Kalk Bay business owners have given the area’s car guards an image make-over, which they hope will make the neighbourhood safer and more attractive to visitors.
The business people say they felt the pinch during roadworks on Main Road and now they’re trying to do everything they can to lure back those who stayed away from the area during the worst of the congestion.
One way they intend doing that, says Jack Cullinan, one of the business owners, is by formalising car guards in the area.
The move followed a meeting with the police and traffic authorities in the build-up to the festive season to map a plan for “a safer December”.
“I was nominated to co-ordinate on behalf of business what needed to be done. Simon Curtis (another business owner) and I took on the project,” said Mr Cullinan, adding that it had had the full support of the police, law enforcement and traffic department.
“Small businesses in Kalk Bay have taken a decision to make it a safer place to visit; we want everyone to relax and enjoy their experiences here,” he said.
Under the new plan, a WhatsApp group has been created, radios have been issued to security guards, a bank-employed guard has been posted at the ATMs and car guards have been vetted and issued with new bibs.
“These gentlemen will be wearing a red vest, an ID tag and they have all signed a code of conduct,” Mr Cullinan said.
The guards who sign the code promise to stay sober, not use or deal in drugs and keep themselves clean and presentable along with their patch and surrounds. They also commit to smiling and introducing themselves, helping each other and keeping bays for disabled motorists open.
Those behind the plan hope the days of dishevelled-looking car guards intimidating drivers and ushering them into illegal parking spots are over.
“The public is requested to only recognise these gentlemen as official and not to tip anyone else,” said Mr Cullinan. “We also request that visitors report parking attendants who are not adhering to the codes. This is an experiment in its early stages, and we would welcome comment from our visitors.”
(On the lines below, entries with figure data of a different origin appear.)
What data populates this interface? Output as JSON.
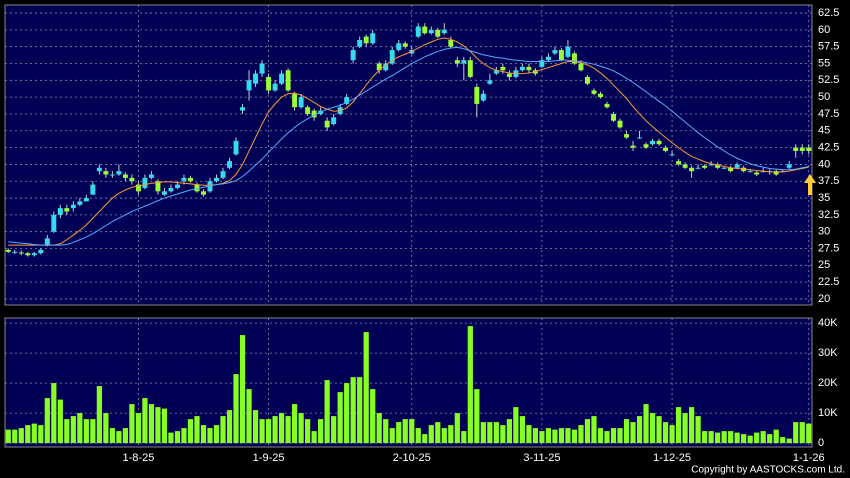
{
  "chart_data": {
    "type": "candlestick",
    "categories": [
      null,
      null,
      null,
      null,
      null,
      null,
      null,
      null,
      null,
      null,
      null,
      null,
      null,
      null,
      null,
      null,
      null,
      null,
      null,
      null,
      "1-8-25",
      null,
      null,
      null,
      null,
      null,
      null,
      null,
      null,
      null,
      null,
      null,
      null,
      null,
      null,
      null,
      null,
      null,
      null,
      null,
      "1-9-25",
      null,
      null,
      null,
      null,
      null,
      null,
      null,
      null,
      null,
      null,
      null,
      null,
      null,
      null,
      null,
      null,
      null,
      null,
      null,
      null,
      null,
      "2-10-25",
      null,
      null,
      null,
      null,
      null,
      null,
      null,
      null,
      null,
      null,
      null,
      null,
      null,
      null,
      null,
      null,
      null,
      null,
      null,
      "3-11-25",
      null,
      null,
      null,
      null,
      null,
      null,
      null,
      null,
      null,
      null,
      null,
      null,
      null,
      null,
      null,
      null,
      null,
      null,
      null,
      "1-12-25",
      null,
      null,
      null,
      null,
      null,
      null,
      null,
      null,
      null,
      null,
      null,
      null,
      null,
      null,
      null,
      null,
      null,
      null,
      null,
      null,
      "1-1-26"
    ],
    "ohlc": [
      [
        27.3,
        27.5,
        26.8,
        27
      ],
      [
        27,
        27.3,
        26.7,
        27
      ],
      [
        26.9,
        27.2,
        26.5,
        26.8
      ],
      [
        26.8,
        27,
        26.3,
        26.5
      ],
      [
        26.5,
        27,
        26.3,
        26.8
      ],
      [
        26.8,
        27.5,
        26.6,
        27.3
      ],
      [
        28,
        29.5,
        27.8,
        29
      ],
      [
        30,
        33,
        29.8,
        32.5
      ],
      [
        32.5,
        34,
        32,
        33.5
      ],
      [
        33.5,
        34,
        32.5,
        33
      ],
      [
        33.5,
        34.5,
        33,
        34
      ],
      [
        34,
        35,
        33.8,
        34.5
      ],
      [
        34.5,
        35.5,
        34.5,
        35
      ],
      [
        35.5,
        37.5,
        35.5,
        37
      ],
      [
        39,
        40,
        38.5,
        39.5
      ],
      [
        39,
        39.5,
        38,
        38.5
      ],
      [
        38.5,
        39,
        38,
        38.5
      ],
      [
        38.5,
        40,
        38.3,
        39
      ],
      [
        38.5,
        38.8,
        37.5,
        38
      ],
      [
        38,
        38.5,
        37,
        37.5
      ],
      [
        37,
        37.5,
        35.5,
        36
      ],
      [
        36.5,
        38.5,
        36.3,
        38
      ],
      [
        38,
        39,
        37.8,
        38.5
      ],
      [
        37.5,
        37.8,
        35.5,
        36
      ],
      [
        35.5,
        36.5,
        35.3,
        36
      ],
      [
        36,
        37,
        35.8,
        36.5
      ],
      [
        36.5,
        37.5,
        36.3,
        37
      ],
      [
        37.5,
        38.5,
        37,
        38
      ],
      [
        38,
        38.3,
        37.3,
        37.5
      ],
      [
        37,
        37.3,
        35.8,
        36
      ],
      [
        36,
        36.3,
        35.2,
        35.5
      ],
      [
        36,
        38,
        35.8,
        37.5
      ],
      [
        37.5,
        38.5,
        37.3,
        38
      ],
      [
        38,
        39.5,
        37.8,
        39
      ],
      [
        39.5,
        41,
        39.3,
        40.5
      ],
      [
        41.5,
        44,
        41.3,
        43.5
      ],
      [
        48,
        49,
        47.5,
        48.5
      ],
      [
        51,
        54,
        49.5,
        52.5
      ],
      [
        52,
        54,
        51.5,
        53.5
      ],
      [
        53.5,
        55.5,
        53,
        55
      ],
      [
        53,
        53.5,
        50.5,
        51
      ],
      [
        51,
        52.5,
        50.8,
        52
      ],
      [
        52,
        54,
        51.8,
        53.5
      ],
      [
        54,
        54.3,
        50.8,
        51
      ],
      [
        50.5,
        50.8,
        48,
        48.5
      ],
      [
        48.5,
        50.5,
        48.3,
        50
      ],
      [
        48.5,
        48.8,
        47.2,
        47.5
      ],
      [
        48,
        48.3,
        46.5,
        47
      ],
      [
        47.5,
        48.5,
        47.3,
        48
      ],
      [
        46.5,
        47,
        45,
        45.5
      ],
      [
        46,
        47.5,
        45.8,
        47
      ],
      [
        47.5,
        49,
        47.3,
        48.5
      ],
      [
        49,
        50.5,
        48.8,
        50
      ],
      [
        55.5,
        57.5,
        55,
        57
      ],
      [
        57.5,
        59,
        57.3,
        58.5
      ],
      [
        59,
        59.3,
        57.5,
        58
      ],
      [
        58,
        60,
        57.8,
        59.5
      ],
      [
        55,
        55.3,
        53.5,
        54
      ],
      [
        54,
        55.5,
        53.8,
        55
      ],
      [
        55,
        57.5,
        54.8,
        57
      ],
      [
        57,
        58.5,
        56.8,
        58
      ],
      [
        58,
        58.3,
        57.2,
        57.5
      ],
      [
        56.5,
        57.5,
        56.3,
        57
      ],
      [
        59,
        61,
        58.8,
        60.5
      ],
      [
        60.5,
        61,
        59.3,
        59.5
      ],
      [
        59.5,
        60.5,
        59.3,
        60
      ],
      [
        60,
        60.3,
        58.8,
        59
      ],
      [
        59.5,
        61,
        59.3,
        60
      ],
      [
        58.5,
        59,
        57.3,
        57.5
      ],
      [
        55.5,
        56,
        54.5,
        55
      ],
      [
        55,
        56,
        52.5,
        55.5
      ],
      [
        55.5,
        56,
        52.8,
        53
      ],
      [
        51.5,
        52,
        47,
        49
      ],
      [
        49.5,
        51,
        49.3,
        50.5
      ],
      [
        52,
        53.5,
        51.8,
        52.5
      ],
      [
        53.5,
        54.5,
        53.3,
        54
      ],
      [
        54.5,
        55,
        53.5,
        54
      ],
      [
        53.5,
        54,
        52.5,
        53
      ],
      [
        53,
        54.5,
        52.8,
        54
      ],
      [
        54,
        55,
        53.8,
        54.5
      ],
      [
        54.5,
        55,
        53.5,
        54
      ],
      [
        54,
        54.3,
        53.2,
        53.5
      ],
      [
        54.5,
        56,
        54.3,
        55.5
      ],
      [
        55.5,
        56.5,
        55.3,
        56
      ],
      [
        56.5,
        57.5,
        56.3,
        57
      ],
      [
        57,
        57.3,
        55.3,
        55.5
      ],
      [
        56,
        58.5,
        55.8,
        57.5
      ],
      [
        56.5,
        56.8,
        54.8,
        55
      ],
      [
        55,
        55.5,
        53.8,
        54
      ],
      [
        53,
        53.3,
        51.8,
        52
      ],
      [
        51,
        51.3,
        50.3,
        50.5
      ],
      [
        50.5,
        50.8,
        49.8,
        50
      ],
      [
        49,
        49.3,
        48.3,
        48.5
      ],
      [
        47.5,
        47.8,
        46.3,
        46.5
      ],
      [
        46.5,
        46.8,
        45.3,
        45.5
      ],
      [
        44.5,
        45,
        43.8,
        44
      ],
      [
        42.8,
        43.5,
        42,
        42.5
      ],
      [
        44,
        45,
        43.8,
        44
      ],
      [
        43,
        43.3,
        42.3,
        42.5
      ],
      [
        43,
        43.8,
        42.8,
        43.5
      ],
      [
        43.5,
        43.8,
        42.8,
        43
      ],
      [
        42.5,
        42.8,
        41.8,
        42
      ],
      [
        41.5,
        42,
        41.3,
        41.5
      ],
      [
        40.5,
        40.8,
        39.8,
        40
      ],
      [
        40,
        40.3,
        39.3,
        39.5
      ],
      [
        39.5,
        39.8,
        38,
        39
      ],
      [
        39.5,
        40,
        39.3,
        39.5
      ],
      [
        39.8,
        40,
        39.3,
        39.5
      ],
      [
        40,
        40.5,
        39.8,
        40
      ],
      [
        40,
        40.3,
        39.3,
        39.5
      ],
      [
        39.5,
        39.8,
        39.3,
        39.5
      ],
      [
        39.5,
        39.8,
        38.8,
        39
      ],
      [
        39.5,
        40.3,
        39.3,
        40
      ],
      [
        39.5,
        39.8,
        38.8,
        39
      ],
      [
        39,
        39.3,
        38.8,
        39
      ],
      [
        38.8,
        39,
        38.3,
        38.5
      ],
      [
        39,
        39.5,
        38.8,
        39
      ],
      [
        39,
        39.3,
        38.5,
        39
      ],
      [
        39,
        39.3,
        38.3,
        38.5
      ],
      [
        39,
        39.3,
        38.8,
        39
      ],
      [
        39.5,
        40.5,
        39.3,
        40
      ],
      [
        42.5,
        43,
        41,
        42
      ],
      [
        42.5,
        43,
        41.5,
        42
      ],
      [
        42.5,
        43,
        41.5,
        42
      ]
    ],
    "up_color": "#33ddee",
    "down_color": "#99ff33",
    "lines": [
      {
        "color": "#ff9933",
        "values": [
          28,
          28,
          28,
          28,
          28,
          28,
          28,
          28,
          28.2,
          28.8,
          29.5,
          30.2,
          31,
          32,
          33,
          34,
          35,
          35.7,
          36.2,
          36.6,
          36.8,
          37,
          37.2,
          37.3,
          37.4,
          37.4,
          37.3,
          37.2,
          37.1,
          37.0,
          36.9,
          36.9,
          37,
          37.2,
          37.6,
          38.5,
          40,
          42,
          44,
          46,
          47.8,
          49,
          50,
          50.5,
          50.6,
          50.3,
          49.8,
          49.2,
          48.6,
          48.2,
          47.9,
          48,
          48.4,
          49.3,
          50.5,
          51.8,
          53,
          54,
          54.8,
          55.5,
          56,
          56.4,
          56.8,
          57.3,
          57.8,
          58.2,
          58.6,
          58.8,
          58.6,
          58.2,
          57.6,
          56.8,
          55.8,
          55,
          54.4,
          54,
          53.8,
          53.6,
          53.5,
          53.5,
          53.6,
          53.8,
          54.1,
          54.4,
          54.7,
          55,
          55.3,
          55.3,
          55.1,
          54.8,
          54.3,
          53.6,
          52.8,
          51.8,
          50.8,
          49.8,
          48.6,
          47.5,
          46.5,
          45.6,
          44.8,
          44,
          43.2,
          42.5,
          41.8,
          41.2,
          40.8,
          40.4,
          40.1,
          39.9,
          39.7,
          39.5,
          39.4,
          39.3,
          39.2,
          39.1,
          39.0,
          38.9,
          38.9,
          38.9,
          39,
          39.2,
          39.4,
          39.6
        ]
      },
      {
        "color": "#55aaff",
        "values": [
          28.5,
          28.4,
          28.3,
          28.2,
          28.1,
          28.0,
          28.0,
          28.0,
          28.0,
          28.1,
          28.4,
          28.8,
          29.2,
          29.7,
          30.3,
          30.9,
          31.5,
          32,
          32.5,
          33,
          33.4,
          33.8,
          34.2,
          34.6,
          35,
          35.3,
          35.6,
          35.9,
          36.2,
          36.4,
          36.6,
          36.8,
          37,
          37.1,
          37.3,
          37.6,
          38.2,
          39,
          39.9,
          40.8,
          41.8,
          42.8,
          43.8,
          44.7,
          45.5,
          46.2,
          46.8,
          47.3,
          47.8,
          48.2,
          48.5,
          48.8,
          49.2,
          49.7,
          50.3,
          50.9,
          51.5,
          52.1,
          52.7,
          53.2,
          53.8,
          54.4,
          55,
          55.5,
          56,
          56.4,
          56.8,
          57.1,
          57.3,
          57.4,
          57.2,
          56.9,
          56.6,
          56.3,
          56.1,
          55.9,
          55.8,
          55.6,
          55.5,
          55.4,
          55.3,
          55.3,
          55.3,
          55.3,
          55.4,
          55.5,
          55.5,
          55.4,
          55.3,
          55.1,
          54.9,
          54.6,
          54.3,
          53.9,
          53.4,
          52.8,
          52.2,
          51.5,
          50.8,
          50.1,
          49.4,
          48.7,
          47.9,
          47.1,
          46.3,
          45.5,
          44.7,
          44,
          43.3,
          42.6,
          42,
          41.4,
          40.9,
          40.5,
          40.1,
          39.8,
          39.6,
          39.4,
          39.3,
          39.2,
          39.2,
          39.3,
          39.5,
          39.7
        ]
      }
    ],
    "ylim": [
      19.1,
      63.7
    ],
    "yticks": [
      20,
      22.5,
      25,
      27.5,
      30,
      32.5,
      35,
      37.5,
      40,
      42.5,
      45,
      47.5,
      50,
      52.5,
      55,
      57.5,
      60,
      62.5
    ],
    "volume": [
      4500,
      4500,
      5000,
      6000,
      6500,
      6000,
      15000,
      20000,
      14500,
      8000,
      9000,
      10000,
      8000,
      8000,
      19000,
      10000,
      5000,
      4000,
      5000,
      13000,
      10000,
      15000,
      13000,
      12000,
      11500,
      3500,
      4000,
      5000,
      8000,
      9000,
      6000,
      5000,
      6000,
      9000,
      11000,
      23000,
      36000,
      18000,
      11000,
      8000,
      8000,
      9000,
      10000,
      9000,
      13000,
      10000,
      8000,
      4000,
      8000,
      21000,
      9000,
      17000,
      20000,
      22000,
      22000,
      37000,
      18000,
      10000,
      8000,
      5000,
      7000,
      8000,
      8000,
      5000,
      3000,
      6000,
      7000,
      5000,
      6000,
      10000,
      4000,
      39000,
      18000,
      7000,
      7000,
      7000,
      6000,
      8000,
      12000,
      9000,
      6000,
      5000,
      4000,
      5000,
      4500,
      5000,
      5000,
      4500,
      6000,
      8000,
      9000,
      5000,
      4000,
      5000,
      5000,
      8000,
      7000,
      9000,
      13000,
      10000,
      9000,
      7000,
      6000,
      12000,
      10000,
      12000,
      9000,
      4000,
      4000,
      3500,
      4000,
      4000,
      3500,
      3000,
      2500,
      3500,
      4000,
      3000,
      4500,
      2000,
      1500,
      7000,
      7000,
      6500
    ],
    "volume_color": "#88ff22",
    "vlim": [
      -1300,
      41700
    ],
    "vticks": [
      0,
      {
        "value": 10000,
        "label": "10K"
      },
      {
        "value": 20000,
        "label": "20K"
      },
      {
        "value": 30000,
        "label": "30K"
      },
      {
        "value": 40000,
        "label": "40K"
      }
    ],
    "grid": true,
    "copyright": "Copyright by AASTOCKS.com Ltd."
  }
}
Mr Cullinan said the guards were chosen by calling in the existing ones, many of whom had been in the area for more than five years, and putting the idea to them. Their response, he said, had been an overwhelming yes.
The guards were asked for their ID numbers so they could be vetted by the police, and they were issued with their new red vests after signing the code of conduct.
The business owners sponsored the 29 vests and manage the project as volunteers. “Our aim was simply to formalise them and streamline a system that improves the whole experience of visiting Kalk Bay,” Mr Cullinan said. “This, instead of having opportunists with mischievous intent.”
Bert Stafford, who is part of the small business association, added his voice to this point.
“We have no specific crime figures linked to car guards. While the regular guards do not cause problems, there are a small number that often upset visitors and residents,” he said.
“The bigger problem was the influx of people from outside the area over busy months into Clairvaux Road and the secondary streets about Main Road,” he said.
He claimed a local security firm had infiltrated an unruly group some months ago and confirmed that they had been dealing in drugs, damaging cars and threatening people.
Mr Cullinan said the guards with the red vests weren’t employed by anyone and “should be afforded the opportunity to meet, greet and park cars with no obligation to the public”.
Kante Morris is one of the new car guards, and he said he was happy with the vest he has been issued.
“These bibs must only be given to good people who are working to bring quality to Kalk Bay. Me, I have been here many years.
“I know the good people and the skelms. I know that if a skelm gets a vest, he will make things bad for all of us, because people trust us in the vests.
“Sometimes people on the outside look good, but inside,” he said, patting his heart, “they are broken.” “I don’t want those people who smoke drugs and drink to get these vests because people, they trust me, and I don’t want them to think I am the same as those, broken people.” He said the regular car guards know and trust one another and keep a look out for one another.
“People think this is a nothing job, but it’s not. See here, the foreigners, they leave everything with me,” he said. A group of tourists had indeed left their van open, bags inside, and left him the keys.
Another car guard, Eddy Ekwasa, said he had been in the area 10 years and had no complaints about the new system.
“It’s fair and its better that people know us now,” he said.